Although case statements are not strictly required, we found them useful enough to be included in the basic set.  By adding only one additional word we found that we could implement the entire Eaker case statement.  The suggested new word is =?[ and it has the effect of the sequence

 

        OVER  =  ?[  DROP

 

A case statement typically has the form:

 

        [[      n1  =?[  ...  ][

                    n2  =?[  ...  ][

                    n3  =?[  ...  ][

                    default      ]]?

 

We see that we have managed to use previous words for three out of the four words generally used in a case statement.   Notice that in the default part it is likely that you will have to DROP the initial argument on the stack.

Finally we come to the counting type of loop.  Other than a simple name change, we suggest that Charles Moore's FOR - NEXT loop should replace the older DO - LOOP structure.   The simplicity it offers more than pays for the apparent slight loss of generality.  The form it takes in LaForth is simply:

 

        n  #[  ...  ]#

 

The appearance of the # sign implies a counting type of a loop, and the appearance is quite similar to ?[ ..  ]? in terms of a nice typograghical clustering. 

The above information is summarized in the following table for a quick summary:

 

   Construct           Usage

 

   Conditional     ?[   ...   ][   ...   ]?

                   ?[   ...   ]?

   Infinite Loop   [[   ...   ]]     

   Until Loop      [[   ...   ?]

   While Loop      [[   ...   ?[   ...   ?[   ...   ]]

   Andif           [[   ...   ?[   ...   ?[   ...   ]]?

   Case            [[   ...   =?[   ...   ][

                        ...   =?[   ...   ][

                        ...               ]]?
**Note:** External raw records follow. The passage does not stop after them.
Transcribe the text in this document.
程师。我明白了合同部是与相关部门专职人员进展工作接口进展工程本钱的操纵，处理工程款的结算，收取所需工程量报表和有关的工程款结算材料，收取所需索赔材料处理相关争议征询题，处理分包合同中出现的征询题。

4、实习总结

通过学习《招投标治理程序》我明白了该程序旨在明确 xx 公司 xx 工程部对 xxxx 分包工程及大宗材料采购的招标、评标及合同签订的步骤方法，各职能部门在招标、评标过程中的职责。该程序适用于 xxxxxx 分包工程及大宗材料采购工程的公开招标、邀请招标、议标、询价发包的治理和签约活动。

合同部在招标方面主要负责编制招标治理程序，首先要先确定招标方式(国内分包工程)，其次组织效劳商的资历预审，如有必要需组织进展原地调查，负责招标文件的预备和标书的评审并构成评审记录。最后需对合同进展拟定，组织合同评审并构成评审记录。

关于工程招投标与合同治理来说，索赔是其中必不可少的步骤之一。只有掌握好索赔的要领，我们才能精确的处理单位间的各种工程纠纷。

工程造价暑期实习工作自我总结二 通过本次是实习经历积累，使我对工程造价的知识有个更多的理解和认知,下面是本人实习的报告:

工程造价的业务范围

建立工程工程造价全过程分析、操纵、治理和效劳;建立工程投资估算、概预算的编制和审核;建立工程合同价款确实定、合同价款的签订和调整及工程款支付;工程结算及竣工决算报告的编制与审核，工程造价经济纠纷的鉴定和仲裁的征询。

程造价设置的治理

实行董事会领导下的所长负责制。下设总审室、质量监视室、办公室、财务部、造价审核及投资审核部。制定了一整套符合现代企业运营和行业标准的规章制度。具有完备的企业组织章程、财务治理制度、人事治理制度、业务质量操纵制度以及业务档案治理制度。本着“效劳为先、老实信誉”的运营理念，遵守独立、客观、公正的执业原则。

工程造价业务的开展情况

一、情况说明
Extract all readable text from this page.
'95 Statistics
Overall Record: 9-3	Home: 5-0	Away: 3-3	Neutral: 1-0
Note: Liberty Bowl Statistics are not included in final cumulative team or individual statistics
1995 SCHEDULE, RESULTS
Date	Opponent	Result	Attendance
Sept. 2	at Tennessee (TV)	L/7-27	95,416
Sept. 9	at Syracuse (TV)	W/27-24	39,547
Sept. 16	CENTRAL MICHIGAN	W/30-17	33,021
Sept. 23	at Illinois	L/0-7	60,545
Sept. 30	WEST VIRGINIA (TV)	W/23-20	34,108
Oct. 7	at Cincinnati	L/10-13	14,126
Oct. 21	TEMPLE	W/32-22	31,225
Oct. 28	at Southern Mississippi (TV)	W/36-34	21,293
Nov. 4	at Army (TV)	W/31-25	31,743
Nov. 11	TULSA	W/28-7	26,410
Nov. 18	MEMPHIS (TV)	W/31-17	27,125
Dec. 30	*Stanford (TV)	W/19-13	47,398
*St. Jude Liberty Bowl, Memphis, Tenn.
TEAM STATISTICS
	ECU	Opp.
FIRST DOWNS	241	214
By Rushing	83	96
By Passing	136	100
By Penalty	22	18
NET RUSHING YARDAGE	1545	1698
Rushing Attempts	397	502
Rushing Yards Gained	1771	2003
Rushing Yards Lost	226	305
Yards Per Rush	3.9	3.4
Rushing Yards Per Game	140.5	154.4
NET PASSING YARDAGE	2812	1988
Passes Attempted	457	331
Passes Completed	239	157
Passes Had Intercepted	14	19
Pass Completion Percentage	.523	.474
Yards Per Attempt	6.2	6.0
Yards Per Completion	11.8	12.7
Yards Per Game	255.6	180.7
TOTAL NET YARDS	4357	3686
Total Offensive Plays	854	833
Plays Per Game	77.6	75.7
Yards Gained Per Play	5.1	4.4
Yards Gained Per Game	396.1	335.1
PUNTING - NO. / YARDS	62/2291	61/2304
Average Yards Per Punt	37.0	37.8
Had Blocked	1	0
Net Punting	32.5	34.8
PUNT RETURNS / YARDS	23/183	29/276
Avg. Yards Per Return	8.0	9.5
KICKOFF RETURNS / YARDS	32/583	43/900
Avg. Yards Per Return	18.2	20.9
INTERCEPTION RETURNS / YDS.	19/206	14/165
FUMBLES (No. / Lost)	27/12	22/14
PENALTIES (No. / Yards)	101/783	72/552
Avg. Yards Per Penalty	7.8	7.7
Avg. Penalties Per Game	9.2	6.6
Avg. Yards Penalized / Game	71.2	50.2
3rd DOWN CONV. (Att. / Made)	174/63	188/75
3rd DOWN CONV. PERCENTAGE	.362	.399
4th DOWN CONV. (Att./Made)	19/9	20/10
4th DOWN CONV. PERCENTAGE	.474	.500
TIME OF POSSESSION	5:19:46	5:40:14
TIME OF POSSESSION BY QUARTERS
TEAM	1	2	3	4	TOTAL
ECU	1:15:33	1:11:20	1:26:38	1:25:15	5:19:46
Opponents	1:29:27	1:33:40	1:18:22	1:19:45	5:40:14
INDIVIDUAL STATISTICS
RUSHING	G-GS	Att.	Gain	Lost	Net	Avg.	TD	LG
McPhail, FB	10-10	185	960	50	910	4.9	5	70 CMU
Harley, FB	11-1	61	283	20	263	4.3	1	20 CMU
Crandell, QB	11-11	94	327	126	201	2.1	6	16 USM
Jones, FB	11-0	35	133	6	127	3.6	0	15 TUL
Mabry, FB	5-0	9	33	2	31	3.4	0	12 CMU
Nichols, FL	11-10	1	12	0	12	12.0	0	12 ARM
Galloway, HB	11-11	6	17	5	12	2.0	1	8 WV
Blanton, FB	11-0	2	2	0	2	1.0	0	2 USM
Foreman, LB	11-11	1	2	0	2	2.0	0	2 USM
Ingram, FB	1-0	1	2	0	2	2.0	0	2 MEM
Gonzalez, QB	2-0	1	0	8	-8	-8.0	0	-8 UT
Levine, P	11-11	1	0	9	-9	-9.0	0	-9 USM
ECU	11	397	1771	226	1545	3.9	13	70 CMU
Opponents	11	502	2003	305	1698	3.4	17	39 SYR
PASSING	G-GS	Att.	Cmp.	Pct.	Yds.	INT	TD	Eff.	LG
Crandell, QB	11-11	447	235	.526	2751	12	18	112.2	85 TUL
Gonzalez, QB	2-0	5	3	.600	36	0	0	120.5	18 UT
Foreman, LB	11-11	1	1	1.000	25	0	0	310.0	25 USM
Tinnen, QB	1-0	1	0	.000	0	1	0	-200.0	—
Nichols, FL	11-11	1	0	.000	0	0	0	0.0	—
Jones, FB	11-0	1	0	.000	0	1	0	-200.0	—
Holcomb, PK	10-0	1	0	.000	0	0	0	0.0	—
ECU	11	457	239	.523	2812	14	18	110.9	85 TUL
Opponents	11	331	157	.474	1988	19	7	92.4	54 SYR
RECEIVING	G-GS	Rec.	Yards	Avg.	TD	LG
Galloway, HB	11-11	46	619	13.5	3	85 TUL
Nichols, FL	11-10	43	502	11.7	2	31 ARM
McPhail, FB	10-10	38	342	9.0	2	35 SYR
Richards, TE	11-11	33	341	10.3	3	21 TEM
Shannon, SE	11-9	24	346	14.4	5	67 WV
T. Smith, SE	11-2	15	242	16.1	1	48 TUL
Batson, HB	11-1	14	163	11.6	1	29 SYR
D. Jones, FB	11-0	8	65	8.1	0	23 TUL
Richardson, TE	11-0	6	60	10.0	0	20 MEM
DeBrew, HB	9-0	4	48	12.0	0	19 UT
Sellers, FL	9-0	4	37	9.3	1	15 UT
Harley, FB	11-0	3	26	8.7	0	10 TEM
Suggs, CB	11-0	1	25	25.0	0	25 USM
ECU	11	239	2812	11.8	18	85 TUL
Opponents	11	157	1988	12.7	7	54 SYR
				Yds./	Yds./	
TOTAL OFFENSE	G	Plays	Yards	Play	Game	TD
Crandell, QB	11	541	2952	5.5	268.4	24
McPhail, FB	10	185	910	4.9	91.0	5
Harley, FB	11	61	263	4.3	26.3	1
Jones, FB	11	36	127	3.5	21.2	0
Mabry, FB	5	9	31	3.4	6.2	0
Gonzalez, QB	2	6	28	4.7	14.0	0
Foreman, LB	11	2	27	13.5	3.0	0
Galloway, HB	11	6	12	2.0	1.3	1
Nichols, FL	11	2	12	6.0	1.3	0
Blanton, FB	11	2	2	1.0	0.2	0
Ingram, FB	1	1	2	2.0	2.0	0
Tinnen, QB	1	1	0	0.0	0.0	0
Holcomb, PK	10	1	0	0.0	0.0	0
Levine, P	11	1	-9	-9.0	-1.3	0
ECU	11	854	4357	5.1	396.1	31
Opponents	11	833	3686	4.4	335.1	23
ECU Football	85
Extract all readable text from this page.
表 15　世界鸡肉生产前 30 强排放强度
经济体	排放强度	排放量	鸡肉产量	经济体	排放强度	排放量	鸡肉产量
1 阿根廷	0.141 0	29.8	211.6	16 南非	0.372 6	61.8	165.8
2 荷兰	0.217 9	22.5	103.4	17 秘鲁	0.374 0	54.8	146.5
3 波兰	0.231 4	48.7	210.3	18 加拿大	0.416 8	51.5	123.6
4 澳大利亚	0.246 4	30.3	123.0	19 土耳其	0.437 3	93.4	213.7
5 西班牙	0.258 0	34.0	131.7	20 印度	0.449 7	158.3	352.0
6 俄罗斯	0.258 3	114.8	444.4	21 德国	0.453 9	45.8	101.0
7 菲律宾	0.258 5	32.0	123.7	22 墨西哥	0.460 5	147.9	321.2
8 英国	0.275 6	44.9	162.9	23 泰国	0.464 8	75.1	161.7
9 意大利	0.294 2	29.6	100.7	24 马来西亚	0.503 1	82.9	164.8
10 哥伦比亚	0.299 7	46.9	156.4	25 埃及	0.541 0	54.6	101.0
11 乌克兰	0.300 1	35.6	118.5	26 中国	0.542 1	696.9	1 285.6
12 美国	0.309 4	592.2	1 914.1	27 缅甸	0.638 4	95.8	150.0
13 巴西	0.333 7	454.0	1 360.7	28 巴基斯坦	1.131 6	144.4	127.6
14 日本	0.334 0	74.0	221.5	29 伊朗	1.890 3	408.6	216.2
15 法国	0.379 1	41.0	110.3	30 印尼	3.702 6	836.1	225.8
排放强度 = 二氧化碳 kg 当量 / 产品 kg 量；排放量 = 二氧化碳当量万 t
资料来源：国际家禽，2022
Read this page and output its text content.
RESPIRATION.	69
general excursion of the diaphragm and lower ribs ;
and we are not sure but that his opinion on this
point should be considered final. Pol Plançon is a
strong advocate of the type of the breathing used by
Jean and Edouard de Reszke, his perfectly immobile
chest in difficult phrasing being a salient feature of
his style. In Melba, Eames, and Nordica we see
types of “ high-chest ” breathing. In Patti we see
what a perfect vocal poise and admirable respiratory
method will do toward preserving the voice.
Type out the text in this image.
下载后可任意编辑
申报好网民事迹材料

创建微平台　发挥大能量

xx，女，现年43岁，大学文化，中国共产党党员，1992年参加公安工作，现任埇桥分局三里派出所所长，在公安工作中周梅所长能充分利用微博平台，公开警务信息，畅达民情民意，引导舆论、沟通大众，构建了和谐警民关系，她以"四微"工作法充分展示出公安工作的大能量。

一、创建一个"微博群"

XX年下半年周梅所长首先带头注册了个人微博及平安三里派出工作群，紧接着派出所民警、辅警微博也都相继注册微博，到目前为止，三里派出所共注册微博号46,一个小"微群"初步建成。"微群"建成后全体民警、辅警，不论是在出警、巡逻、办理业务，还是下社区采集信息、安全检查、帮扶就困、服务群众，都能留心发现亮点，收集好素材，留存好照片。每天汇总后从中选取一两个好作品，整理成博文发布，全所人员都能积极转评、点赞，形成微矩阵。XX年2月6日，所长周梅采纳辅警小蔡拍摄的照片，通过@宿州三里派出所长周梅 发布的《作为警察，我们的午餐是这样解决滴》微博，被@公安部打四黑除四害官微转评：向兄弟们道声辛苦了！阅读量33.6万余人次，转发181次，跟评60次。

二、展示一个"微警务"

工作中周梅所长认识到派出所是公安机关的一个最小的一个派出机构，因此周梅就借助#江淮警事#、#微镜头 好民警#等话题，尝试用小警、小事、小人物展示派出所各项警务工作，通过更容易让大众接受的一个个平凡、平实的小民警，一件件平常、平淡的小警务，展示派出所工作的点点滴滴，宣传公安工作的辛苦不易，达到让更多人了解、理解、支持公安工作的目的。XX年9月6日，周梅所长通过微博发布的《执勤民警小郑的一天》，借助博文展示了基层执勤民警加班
   Down-count      #[   ...   ]#

 

 

The final table gives suggested pronunciations and the equivalent names of LaForth conditionals as represented in alternative Forth systems:

 

LaForth   Pronunciation Equivalent  Alternative

[[        mark          CASE            BEGIN

=?[       case         OF              OVER = IF DROP

?[        ifso         IF              WHILE

][        otherwise    ENDOF           ELSE

]]?       endall       ENDCASE         THEN THEN ... THEN

]]        repeat       AGAIN           REPEAT

]?        endif        THEN

?]        until        UNTIL

#[        count         FOR

]#        down         NEXT

 

We have presented a more consistent nomenclature for looping and conditional structures than is seen in usual Forth systems. We have ignored some of the obvious additional forms to keep the presentation to a minimum.  In the While and Andif forms, additional structures using ][ and =?[ are possible, and in the Case structures one may readily add the simpler conditional structures.

 

4.  32 THREADS HASED DICTIONARY

LaForth needs a very fast mechanism to find words in the dictionary so that words can be found and executed instantaneously when a space or carriage return is detected.  The dictionary is broken down into 32 different threads, and generally only one thread is traversed to locate a particular word in the dictionary.  The link addresses of the last words in the threads are kept in a table, whose address is returned by the word VOCTAB.  Words are linked through the link fields in the words.  The link field of the first word in a thread contains a zero, indicating the end of the thread.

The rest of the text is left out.